Signed-off-by: Michael Dawson <mdawson@devrus.com>
---
 .../providers/inline/safety/prompt_guard/config.py | 14 ++++++++++++++
 .../inline/safety/prompt_guard/prompt_guard.py     |  2 +-
 2 files changed, 15 insertions(+), 1 deletion(-)

diff --git a/llama_stack/providers/inline/safety/prompt_guard/config.py b/llama_stack/providers/inline/safety/prompt_guard/config.py
index 69ea512c5..78cb17733 100644
--- a/llama_stack/providers/inline/safety/prompt_guard/config.py
+++ b/llama_stack/providers/inline/safety/prompt_guard/config.py
@@ -15,8 +15,14 @@ class PromptGuardType(Enum):
     jailbreak = "jailbreak"
 
 
+class PromptGuardExecutionType(Enum):
+    cpu = "cpu"
+    cuda = "cuda"
+
+
 class PromptGuardConfig(BaseModel):
     guard_type: str = PromptGuardType.injection.value
+    guard_execution_type: str = PromptGuardExecutionType.cuda.value
 
     @classmethod
     @field_validator("guard_type")
@@ -25,8 +31,16 @@ class PromptGuardConfig(BaseModel):
             raise ValueError(f"Unknown prompt guard type: {v}")
         return v
 
+    @classmethod
+    @field_validator("guard_execution_type")
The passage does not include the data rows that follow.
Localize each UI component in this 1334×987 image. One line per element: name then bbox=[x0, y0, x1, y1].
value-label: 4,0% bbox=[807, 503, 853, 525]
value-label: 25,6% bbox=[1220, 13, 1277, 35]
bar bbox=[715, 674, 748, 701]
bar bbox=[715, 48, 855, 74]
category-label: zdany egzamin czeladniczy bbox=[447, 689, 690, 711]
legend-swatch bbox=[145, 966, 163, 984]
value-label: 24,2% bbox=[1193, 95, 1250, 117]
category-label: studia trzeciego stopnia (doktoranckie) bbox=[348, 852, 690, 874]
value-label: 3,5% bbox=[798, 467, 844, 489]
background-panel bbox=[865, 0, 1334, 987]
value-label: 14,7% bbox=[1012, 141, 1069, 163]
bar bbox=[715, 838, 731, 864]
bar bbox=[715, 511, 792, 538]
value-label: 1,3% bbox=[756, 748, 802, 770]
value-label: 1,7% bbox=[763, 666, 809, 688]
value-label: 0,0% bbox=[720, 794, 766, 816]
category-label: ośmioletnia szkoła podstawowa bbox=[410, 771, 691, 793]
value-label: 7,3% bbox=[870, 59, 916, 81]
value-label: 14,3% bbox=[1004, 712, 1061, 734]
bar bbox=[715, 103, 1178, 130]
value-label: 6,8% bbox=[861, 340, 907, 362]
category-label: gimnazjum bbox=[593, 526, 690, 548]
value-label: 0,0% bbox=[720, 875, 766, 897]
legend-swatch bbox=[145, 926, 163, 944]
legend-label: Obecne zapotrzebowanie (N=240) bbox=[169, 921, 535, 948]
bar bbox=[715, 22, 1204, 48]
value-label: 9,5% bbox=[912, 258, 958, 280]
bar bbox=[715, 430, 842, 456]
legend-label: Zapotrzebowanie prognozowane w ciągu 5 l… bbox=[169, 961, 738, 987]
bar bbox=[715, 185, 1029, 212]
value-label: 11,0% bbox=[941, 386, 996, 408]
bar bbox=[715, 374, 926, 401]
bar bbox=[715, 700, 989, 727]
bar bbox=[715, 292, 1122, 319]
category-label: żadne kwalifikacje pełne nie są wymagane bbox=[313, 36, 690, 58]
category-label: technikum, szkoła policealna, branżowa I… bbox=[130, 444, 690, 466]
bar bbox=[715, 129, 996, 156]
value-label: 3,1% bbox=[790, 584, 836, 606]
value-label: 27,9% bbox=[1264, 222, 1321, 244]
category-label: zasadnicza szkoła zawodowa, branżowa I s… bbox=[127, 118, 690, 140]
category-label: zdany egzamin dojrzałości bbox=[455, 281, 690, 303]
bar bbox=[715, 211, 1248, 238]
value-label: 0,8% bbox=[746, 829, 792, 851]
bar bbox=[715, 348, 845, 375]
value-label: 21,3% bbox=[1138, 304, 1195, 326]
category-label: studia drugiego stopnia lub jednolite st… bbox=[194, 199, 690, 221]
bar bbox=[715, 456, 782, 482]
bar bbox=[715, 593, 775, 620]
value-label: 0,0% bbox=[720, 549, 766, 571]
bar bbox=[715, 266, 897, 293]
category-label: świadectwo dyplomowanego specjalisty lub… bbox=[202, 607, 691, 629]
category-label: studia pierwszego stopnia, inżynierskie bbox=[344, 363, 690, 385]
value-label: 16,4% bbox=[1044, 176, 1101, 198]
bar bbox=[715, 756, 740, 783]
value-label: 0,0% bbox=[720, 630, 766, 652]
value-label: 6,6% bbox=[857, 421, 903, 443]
+    def validate_guard_execution_type(cls, v):
+        if v not in [t.value for t in PromptGuardExecutionType]:
+            raise ValueError(f"Unknown prompt guard execution type: {v}")
+        return v
+
     @classmethod
     def sample_run_config(cls, __distro_dir__: str, **kwargs: Any) -> dict[str, Any]:
         return {
             "guard_type": "injection",
+            "guard_execution_type": "cuda",
         }
diff --git a/llama_stack/providers/inline/safety/prompt_guard/prompt_guard.py b/llama_stack/providers/inline/safety/prompt_guard/prompt_guard.py
index 56ce8285f..77fb28ce8 100644
--- a/llama_stack/providers/inline/safety/prompt_guard/prompt_guard.py
+++ b/llama_stack/providers/inline/safety/prompt_guard/prompt_guard.py
@@ -75,7 +75,7 @@ class PromptGuardShield:
         self.temperature = temperature
         self.threshold = threshold
 
-        self.device = "cuda"
+        self.device = self.config.guard_execution_type
 
         # load model and tokenizer
         self.tokenizer = AutoTokenizer.from_pretrained(model_dir)